I surpassed the year mark since I started to actively maintain this blog. What has this milestone enabled? What lessons have I captured?
Initially, I didn’t have a particular mission or audience. I simply wrote on a diverse set of topics I already found of notable interest. I already had a tendency, albeit inconsistent, of writing on such matters across journal entries or more formally, but still for personal use. In the back of my mind, I wrote some of the content with the intent of possibly publishing it in some form later.
For a while, I refrained from launching a blog of this nature, as in doing so, I was committing to a certain frequency of content published, and I wasn’t feeling too confident in making that commitment. Then I also experienced what many do, a sense of loss of privacy. After all, much of what I’ve published in this blog corresponds heavily with what I’ve written exclusively for myself, but now I would expose this content to a wider audience - the entire internet, or anyone who happens to glance. Then again, I made no plan to actively divulge any of the content.
Another concern of arguably greater importance was the publication language. Much of my journal and draft content I had written in varying languages, English least of all, short of the most formal writings. I wrote in a language most applicable to me at the time given the location or my language mission. English, despite the technical superiority, least interested me. In fact, it least interests me today. However, I could not get myself to commit to publishing content containing silly accidental grammar irregularities.
I knew that I could carry any one language to a point of sufficient quality control if I were to commit. But I didn’t wish to commit. I enjoy the freedom to write how I please, which works for most except not necessarily publishable situations.
I also considered the reality of the matter. Were I to heavily mix languages all over the place throughout these posts, considering the already considerable variability of content, the venture would not attain any palatable form I could envision with hope. So far.
With that in mind, I set to write most of the blog content in English, sacrificing my aspirations to consistently write in secondary languages. I also tossed aside any privacy considerations, and launched the site for everyone and at the same time for no one, with no formal campaign to attract readers, with no concern for elaborate features, metrics, or agenda. I set forth to simply publish material that intrigues me as it crosses my mind, added some concrete form, such that it didn’t resemble a pure stream of consciousness but seemed at least semi-palatable for online reading.

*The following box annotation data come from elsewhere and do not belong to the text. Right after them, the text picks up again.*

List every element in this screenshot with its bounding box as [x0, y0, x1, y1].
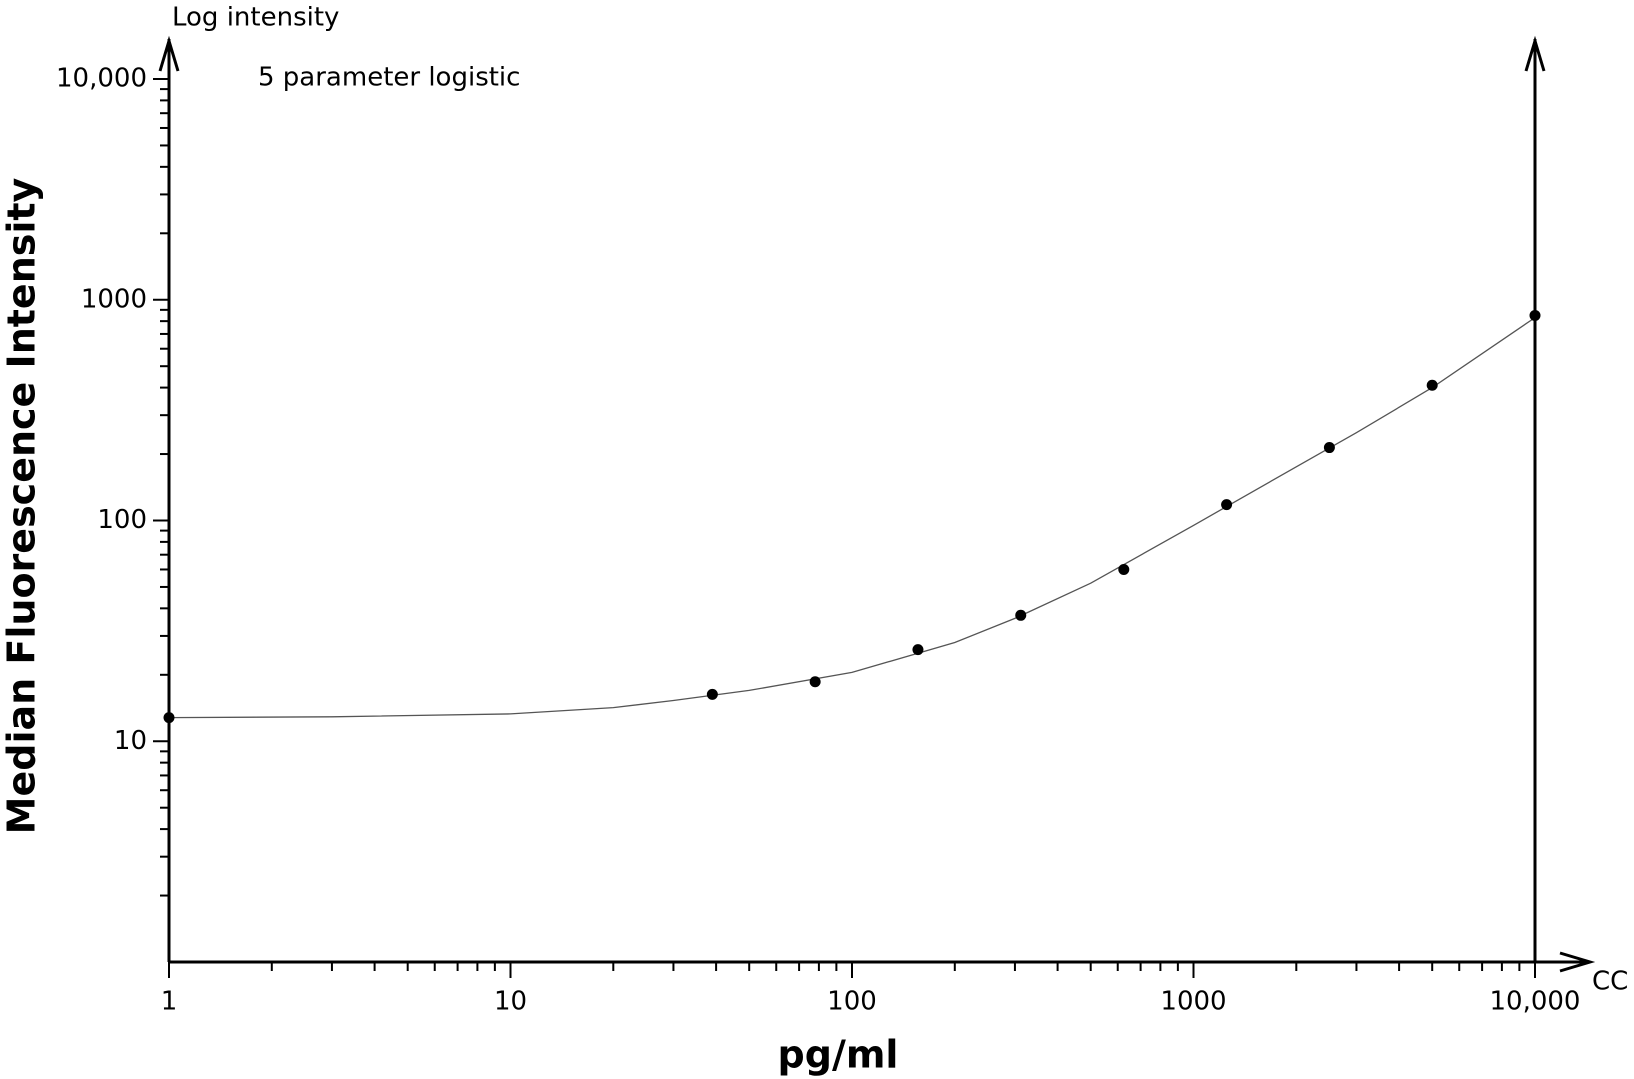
annotation: 5 parameter logistic	[258, 63, 520, 93]
x-end-label: CC	[1592, 967, 1628, 997]
data-point	[1529, 309, 1541, 321]
data-point	[912, 644, 924, 656]
x-tick-label: 10	[494, 987, 527, 1017]
x-axis-arrow	[1559, 951, 1596, 973]
data-point	[163, 712, 175, 724]
data-point	[1323, 442, 1335, 454]
data-point	[1015, 609, 1027, 621]
data-point	[1221, 499, 1233, 511]
data-point	[1426, 379, 1438, 391]
fit-curve	[168, 317, 1536, 719]
x-tick-label: 100	[827, 987, 877, 1017]
data-point	[1118, 563, 1130, 575]
x-tick-label: 1000	[1160, 987, 1226, 1017]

Much of what I published, however, resembled precisely a stream of consciousness. I didn’t always care to have a traditional beginning, clear structure with appropriate transitions, and an all encompassing finale. Much of it resembled an excerpt of some larger publication of unclear genre. I wanted to experiment and see where this content will evolve if left to it’s natural device.
Sometimes I felt in the mood for theoretical computer science, in other occasions for techniques in life simplicity, success, and productivity. Some of it pertained to music, literature, and foreign languages. Other content appealed to entirely abstract thought.
Once or twice, I observed the site statistics to determine what content experienced most popularity. This intrigued me as I hardly ever divulged the site except by word of mouth. The data didn’t surprise me. The posts and publications on computability, the informative and to-the-point Linux-related posts, and a handful of lifestyle-related posts attracted the most attention.
I can’t say these types of posts necessarily represent my preference. I enjoy all topics equally, and particularly enjoy mixing formal topics with off-topic stream of consciousness. Interestingly enough, something I do most consistently - travel, is something I don’t write too much about. The idea of traditional travel-related posts doesn’t occupy that much head space.
With respect to consistency, have I satisfied my expectations? Yes, and no. I wanted an average of a post every 4-5 days, or about 6-7 posts per month. This I established not for the question of site popularity, but for the consistency in and of itself, which, in turn, maintains the writing muscle actively engaged. On average, looking at the numbers, I reached or surpassed the monthly consistency, but with high variability among days between posts. Sometimes I would let much time pass and suddenly publish a simultaneous batch of posts. Other months, I didn’t write nearly as much.
With the year at an end, overall, I’m quiet pleased. In spite of slight lapses in consistency, I’ve satisfied my expectations in longevity. Not only was I able to continuously write more often than not, I maintained the practice for over a year now, having much relaxed the concerns of privacy and language. It has become a normal practice that I expect of myself. It has taken concrete shape and has become part of my identity, which conforms with what I’ve previously discussed:
Take something that’s not yours, external to you, and assimilate it. Make it an irreplaceable part of you. Then it no longer represents some grand challenge or journey of unimaginable proportion. It represents pure routine that you expect of yourself and project onto others.